The Fed cut interest rates for the third consecutive meeting, a quarter-point reduction Powell framed not as a confident pivot toward easier policy, but as a defensive move meant to keep the labor market from slipping further. He repeatedly emphasized risks to employment have risen “in recent months,” and noted that behind the headline numbers, job creation may already be negative.

Powell made the striking admission the Fed believes the official payroll figures—which have slowed sharply since the summer—are overstating job growth by roughly 60,000 per month. 

“Forty thousand jobs could be negative 20,” he said, adding this dynamic is not well understood by the public because unemployment claims remain historically low—something both economists Mark Zandi and Claudia Sahm recently toldFortune could be giving people a false sense of security about the job market.
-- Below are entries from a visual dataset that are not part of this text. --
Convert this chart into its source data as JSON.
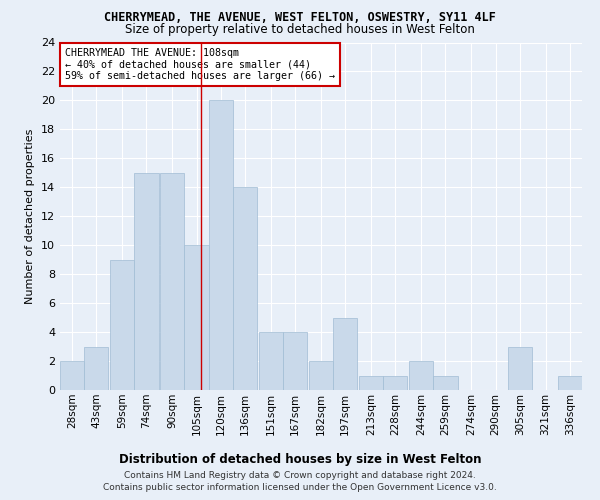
{
  "title": "CHERRYMEAD, THE AVENUE, WEST FELTON, OSWESTRY, SY11 4LF",
  "subtitle": "Size of property relative to detached houses in West Felton",
  "xlabel": "Distribution of detached houses by size in West Felton",
  "ylabel": "Number of detached properties",
  "bar_color": "#c9d9ea",
  "bar_edge_color": "#a0bcd4",
  "vline_x": 108,
  "vline_color": "#cc0000",
  "categories": [
    "28sqm",
    "43sqm",
    "59sqm",
    "74sqm",
    "90sqm",
    "105sqm",
    "120sqm",
    "136sqm",
    "151sqm",
    "167sqm",
    "182sqm",
    "197sqm",
    "213sqm",
    "228sqm",
    "244sqm",
    "259sqm",
    "274sqm",
    "290sqm",
    "305sqm",
    "321sqm",
    "336sqm"
  ],
  "values": [
    2,
    3,
    9,
    15,
    15,
    10,
    20,
    14,
    4,
    4,
    2,
    5,
    1,
    1,
    2,
    1,
    0,
    0,
    3,
    0,
    1
  ],
  "bin_width": 15,
  "bin_starts": [
    21,
    36,
    52,
    67,
    83,
    98,
    113,
    128,
    144,
    159,
    175,
    190,
    206,
    221,
    237,
    252,
    268,
    283,
    298,
    314,
    329
  ],
  "ylim": [
    0,
    24
  ],
  "yticks": [
    0,
    2,
    4,
    6,
    8,
    10,
    12,
    14,
    16,
    18,
    20,
    22,
    24
  ],
  "annotation_text": "CHERRYMEAD THE AVENUE: 108sqm\n← 40% of detached houses are smaller (44)\n59% of semi-detached houses are larger (66) →",
  "footer_line1": "Contains HM Land Registry data © Crown copyright and database right 2024.",
  "footer_line2": "Contains public sector information licensed under the Open Government Licence v3.0.",
  "bg_color": "#e8eff8",
  "grid_color": "#ffffff",
  "annotation_box_color": "#ffffff",
  "annotation_box_edge": "#cc0000"
}
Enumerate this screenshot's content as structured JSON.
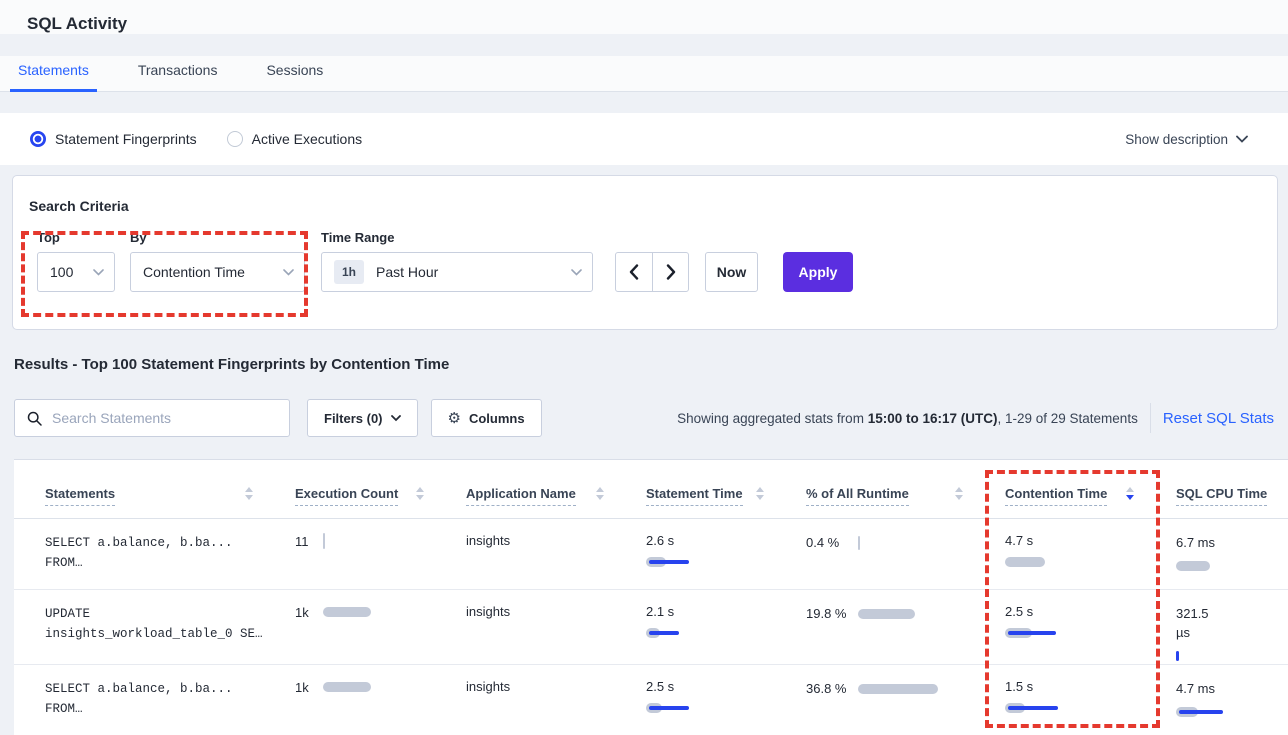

“I think a world where job creation is negative… we need to watch that very carefully,” Powell said. 

It is this weakening backdrop Powell said makes the current moment “very unusual”: Inflation remains elevated, but most of the remaining overshoot comes from goods categories directly affected by tariffs, as opposed to domestic economic overheating, which he said the Fed has worked hard to cool since its 2022 highs; inflation excluding tariff-affected goods is “in the low [two percent],” he said. Services inflation is cooling, wage pressures are easing, and neither the labor market nor business surveys suggest a “Phillips-curve” kind of inflation threat, Powell said, referring to the inverse relationship between inflation and unemployment. 

Instead, Powell said, the bulk of the problem is a “one-time price increase” pushing up goods categories as import levies work their way through supply chains. Goods inflation, he noted, should peak around the first quarter of 2026, assuming no additional tariff rounds.

Those crosscurrents have fractured the Fed. Three officials formally dissented from the rate cut on Wednesday, and several others offered what Powell described as “soft dissents,” when an official’s personal projection falls out of what they ultimately voted for. There were six such “soft dissents” this time, during one of the deepest divides inside the FOMC in years, driven by disagreement over how to weigh the risks of lingering inflation against the possibility that job growth is weaker—and much more fragile—than reported.

Powell stressed that policymakers cannot simply choose one mandate to prioritize. 

“There is no risk-free path,” he said, a refrain he’s repeated for months. “When both sides of the mandate are threatened, you should be kind of neutral.” 

He characterized the current stance as being at the “high end” of neutral, allowing the Fed to “wait and see” how the data evolve.